Using Math To Design Cities And Supercomputers
caek writes "If you've played Sim City you've wrestled with one of the problems faced by supercomputer designers. Unfortunately there's no GameFAQs.com for the technical staff at Japan's Earth Simulator or Srinidhi Varadarajan and colleagues at Virginia Tech. True enough, they won't have to deal with rising crime or Godzilla but, as hinted at in a recent paper in Journal of Physics A, the physical layout of a massively parallel supercomputer is fundamentally the same problem as minimizing the time commuters spent stuck in traffic jams. Read the rest of my kuro5hin article for a popular explanation."
Just make the city a big parking lot. With roads that lead to nowhere?
The most powerful SimCity bot ever created!! Oh, and I suppose it can be used for other stuff too.
At the time when I was involved with preliminary design of HTMT petaflops supercomputer (yes, it is petaflops, as in million gigaflops, see, for example, here), anyway, one of the problems which would require a supercomputer with this this kind of performance was real-time optimization of car traffic in a city the size of Manhattan, NY.
Paul B.
Look at this city design. Instead of trying to create better routing of commuters, it eliminates the whole problem of commuting.

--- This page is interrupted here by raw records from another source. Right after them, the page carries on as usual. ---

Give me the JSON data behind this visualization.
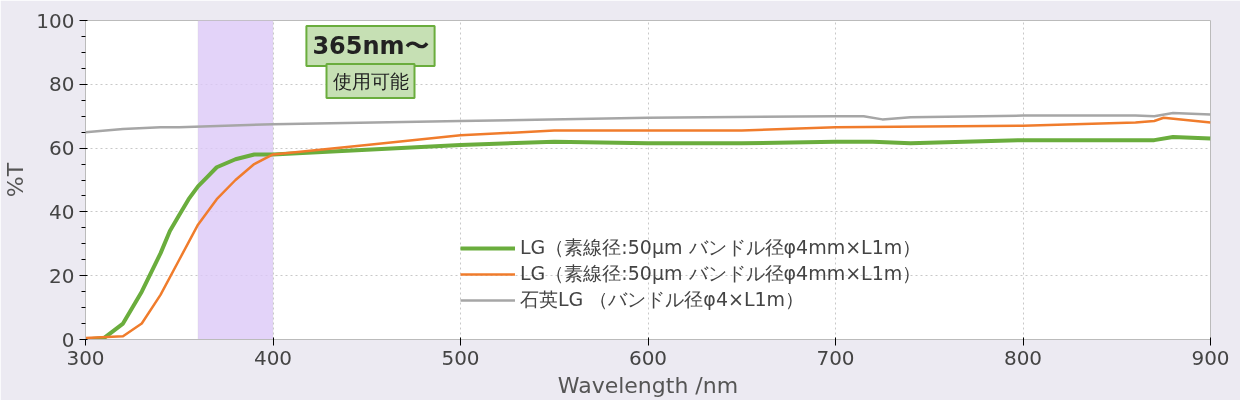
{
  "chart_data": {
    "type": "line",
    "xlabel": "Wavelength /nm",
    "ylabel": "%T",
    "xlim": [
      300,
      900
    ],
    "ylim": [
      0,
      100
    ],
    "xticks": [
      300,
      400,
      500,
      600,
      700,
      800,
      900
    ],
    "yticks": [
      0,
      20,
      40,
      60,
      80,
      100
    ],
    "grid": true,
    "legend": "right",
    "line_style": "solid",
    "marker": "none",
    "series": [
      {
        "name": "LG（素線径:50μm バンドル径φ4mm×L1m）",
        "color": "#6aad3d",
        "x": [
          300,
          310,
          320,
          330,
          340,
          345,
          350,
          355,
          360,
          365,
          370,
          380,
          390,
          400,
          450,
          500,
          550,
          600,
          650,
          700,
          720,
          740,
          800,
          850,
          870,
          880,
          900
        ],
        "values": [
          0,
          0.5,
          5,
          15,
          27,
          34,
          39,
          44,
          48,
          51,
          54,
          56.5,
          58,
          58,
          59.5,
          61,
          62,
          61.5,
          61.5,
          62,
          62,
          61.5,
          62.5,
          62.5,
          62.5,
          63.5,
          63
        ]
      },
      {
        "name": "LG（素線径:50μm バンドル径φ4mm×L1m）",
        "color": "#f07c2c",
        "x": [
          300,
          320,
          330,
          340,
          350,
          360,
          365,
          370,
          380,
          390,
          400,
          450,
          500,
          550,
          600,
          650,
          700,
          800,
          860,
          870,
          875,
          900
        ],
        "values": [
          0.5,
          1,
          5,
          14,
          25,
          36,
          40,
          44,
          50,
          55,
          58,
          61,
          64,
          65.5,
          65.5,
          65.5,
          66.5,
          67,
          68,
          68.5,
          69.5,
          68
        ]
      },
      {
        "name": "石英LG （バンドル径φ4×L1m）",
        "color": "#a6a6a6",
        "x": [
          300,
          320,
          340,
          350,
          400,
          500,
          600,
          700,
          715,
          725,
          740,
          800,
          860,
          870,
          880,
          900
        ],
        "values": [
          65,
          66,
          66.5,
          66.5,
          67.5,
          68.5,
          69.5,
          70,
          70,
          69,
          69.7,
          70.2,
          70.2,
          70,
          71,
          70.5
        ]
      }
    ],
    "bands": [
      {
        "axis": "x",
        "from": 360,
        "to": 400,
        "color": "#dcc8f8"
      }
    ],
    "annotations": [
      "365nm〜",
      "使用可能"
    ]
  }
}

San Francisco added a nice touch to this with their BART system. In some places, they build the rapid transit right up the freeway median. When you're stuck in traffic on the freeway, and the train blows past you at 80 MPH, it tends to make you think, "I wish I was on that!"
Thanks for your perspective.
I think you may have glossed over a point.
The City must establish LINEAR High speed transit corridors.
Because only LINEAR transit routes can achieve - Rapid - as in faster than an SUV - transportation (After you figure in the cost of waiting around)
Deliberate Haste doesn't mean kicking people out of their homes - it does mean allocating the region for change. - and insisting that any changes - result in higher density outcomes.
Those neighbourhoods are nice precisly *because* they have no high desnsity housing.
This is perception.
When I was in Egypt I stayed in a resort - it was very high density - but also a very nice neighborhood. We had gardens, pools, beaches - well you get the idea.
If cities would reward high density housing with resort grade amenities - they could reclaim their air.
Sure - only one row of houses can really have a nice view - but the theory of shared resources says its better that MORE PEOPLE have this view than fewer.
And housing does not HAVE TO completely ruin the natural beauty - there are aztec designs - and a variety of old world looks which have natural appeal.
The most important task is to alter public opinion - that living near railroad tracks in tenement buildings is sexy.
Making sexy trains, and sexy tenement grounds is the solution to clean air.